Cyber risks difficult to assess
Cyber risks pose unique challenges for the insurance industry, above all in connection with accumulation risk: a single cyber event can impact many different companies at the same time, as well as leading to business interruption for other companies.
How can the market opportunities be exploited, while at the same time managing the new risks? Are cyber risks ultimately uninsurable, as many industry representatives have said? One thing is certain: there are a number of extreme risks that the insurance industry cannot bear alone. At present, these include network outages that interrupt the electricity supply, or internet and telecommunication connections. Scenarios like these, and the costs that come with them, should be borne jointly by governments and companies, for example in the form of pool solutions.
Cyber as a new type of risk
There are key differences between cyber risks and traditional risks. Historical data such as that applied to calculate future natural hazards, for example, cannot tell us much about future cyber events. Data from more than ten years ago, when there was no such thing as cloud computing and smartphones had not yet taken off, are of little use when assessing risks from today’s technologies. Insurers and reinsurers must be able to recognise and model the constantly evolving risks over the course of these rapid advances in technology. An approach that relies on insurance expertise alone will rapidly reach its limits. Instead, the objective of all participants should be to create as much transparency as possible with regard to cyber risks. IT specialists, authorities, and the scientific and research communities can all help to raise awareness of the risks and contribute their expertise for the development of appropriate cyber covers.

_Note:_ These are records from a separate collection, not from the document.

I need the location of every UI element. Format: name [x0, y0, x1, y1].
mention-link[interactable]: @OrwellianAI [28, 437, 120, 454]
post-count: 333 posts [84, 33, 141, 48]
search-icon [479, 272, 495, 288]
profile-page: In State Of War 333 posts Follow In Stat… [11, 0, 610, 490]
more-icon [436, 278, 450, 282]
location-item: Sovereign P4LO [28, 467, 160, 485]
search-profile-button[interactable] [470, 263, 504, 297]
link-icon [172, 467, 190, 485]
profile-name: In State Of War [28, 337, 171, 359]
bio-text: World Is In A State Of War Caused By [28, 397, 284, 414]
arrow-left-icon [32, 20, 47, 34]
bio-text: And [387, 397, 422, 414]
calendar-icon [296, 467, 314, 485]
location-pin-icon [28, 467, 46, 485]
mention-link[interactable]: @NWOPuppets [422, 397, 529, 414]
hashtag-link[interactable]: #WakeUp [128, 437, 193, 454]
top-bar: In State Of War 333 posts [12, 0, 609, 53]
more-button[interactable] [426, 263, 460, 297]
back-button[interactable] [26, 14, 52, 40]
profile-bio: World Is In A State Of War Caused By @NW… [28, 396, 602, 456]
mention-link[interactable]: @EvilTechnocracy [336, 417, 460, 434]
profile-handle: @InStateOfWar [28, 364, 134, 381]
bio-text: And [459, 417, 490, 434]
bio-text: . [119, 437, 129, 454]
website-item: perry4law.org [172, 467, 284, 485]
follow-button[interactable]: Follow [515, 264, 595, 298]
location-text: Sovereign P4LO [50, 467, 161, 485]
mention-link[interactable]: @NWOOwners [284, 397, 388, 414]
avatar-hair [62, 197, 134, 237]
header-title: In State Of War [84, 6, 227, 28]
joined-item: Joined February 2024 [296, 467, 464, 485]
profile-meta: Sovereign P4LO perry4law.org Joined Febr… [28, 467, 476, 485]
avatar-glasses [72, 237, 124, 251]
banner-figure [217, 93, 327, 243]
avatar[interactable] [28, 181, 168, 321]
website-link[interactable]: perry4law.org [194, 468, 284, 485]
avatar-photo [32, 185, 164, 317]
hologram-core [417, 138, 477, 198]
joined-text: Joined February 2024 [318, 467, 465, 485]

Working together to enhance security
Munich Re relies on collaboration with technology companies and IT security providers to develop solutions for cyber risks. This is because the requirements for comprehensive protection are complex, and safeguarding against financial losses is only one component of an overall concept. Accordingly, in consultation with our technology partners, we are developing highly effective, automated prevention services for our clients. These are designed to permanently monitor the client infrastructure, identify risks promptly, and prevent losses. And – importantly – a company needs to respond quickly to limit the loss from an event and allow it to resume normal operations without delay. In this context, we assist our clients with a network of experts.
But cyber risks remain a challenge, and one that the insurance industry needs to tackle. Insurers can only remain relevant for their clients if they constantly adapt their offerings to new or changed risks and requirements. Opportunities for new fields of business are arising.